Announced during a live ceremony on NFL Network, the field is an eclectic group spearheaded by notable leftovers from years past and a couple of first-timers who look like locks.
Former Seattle Seahawks tackle Walter Jones and Tampa Bay Buccaneers linebacker Derrick Brooks are the likeliest among first-timers to reach enshrinement. Jones may be the best bet on the entire ballot, as he's arguably the best offensive tackle of his generation and he made nine Pro Bowls during his 13-year career in Seattle. He is one of just three players in Seahawks history to have their jersey retired.
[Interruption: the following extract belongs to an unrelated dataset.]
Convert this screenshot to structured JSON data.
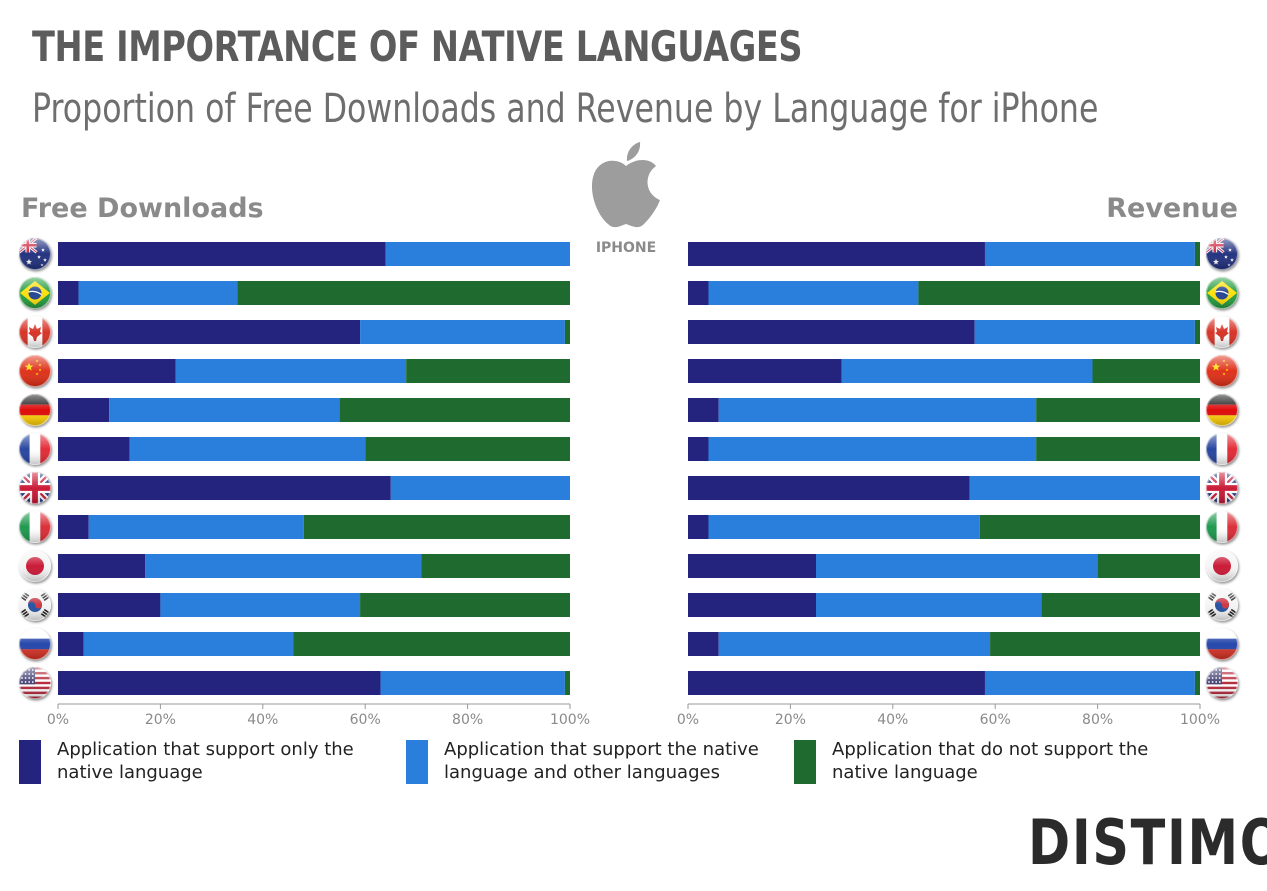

Brooks is also one of the rare modern-day nominees to spend his entire career with one team. The former Bucs star scored 11 Pro Bowl berths and nine All-Pro appearances during his career, has a Super Bowl ring and was one of the better locker-room leaders in the league. His former coach, Tony Dungy, and former Indianapolis Colts receiver Marvin Harrison are also among the first-time nominees.
Harrison, third all time with 1,102 catches, is one of the most decorated wide receivers in history. Even if he does not make the Hall on his first try—and the deluge of wide receivers available make it unlikely he will—Harrison is a lock somewhere down the line.
Among players left over from previous selection periods, Michael Strahan is far and away the strongest candidate. Strahan only narrowly missed out in 2013 because of an especially strong group of defensive line candidates, and even then it was a bit of a surprise he missed the cut. His 141.5 sacks are the fifth most in NFL history, and he holds the single-season sacks record, set in 2001, with 22.5.
Former Steelers running back Jerome Bettis is also expected to get a strong push from the Pittsburgh contingency. Bettis, like Strahan, went out with a Super Bowl victory and sits sixth all time with 13,662 rushing yards.
Overall, nine of a possible 10 leftovers from 2013 are finalists again. Only former Ravens and Browns owner Art Modell dropped out.
The finalists were selected from a group of 25 semifinalists announced in November. Former NFL commissioner Paul Tagliabue, Denver Broncos running back Terrell Davis and former Cowboys coach Jimmy Johnson are chief among the names who did not move on from the semifinals.
Next, a 46-person committee will have a meeting the day before the Super Bowl to determine which of the 15 modern-day finalists will enter the Hall. The committee is required to have a maximum of five modern-day players and two "senior" players.
The Hall of Fame's senior committee selected punter Ray Guy and defensive end Claude Humphrey for consideration. Guy would be the first punter ever enshrined in Canton. This was a big year for special teams, as kicker Morten Andersen was named a modern-day finalist as well.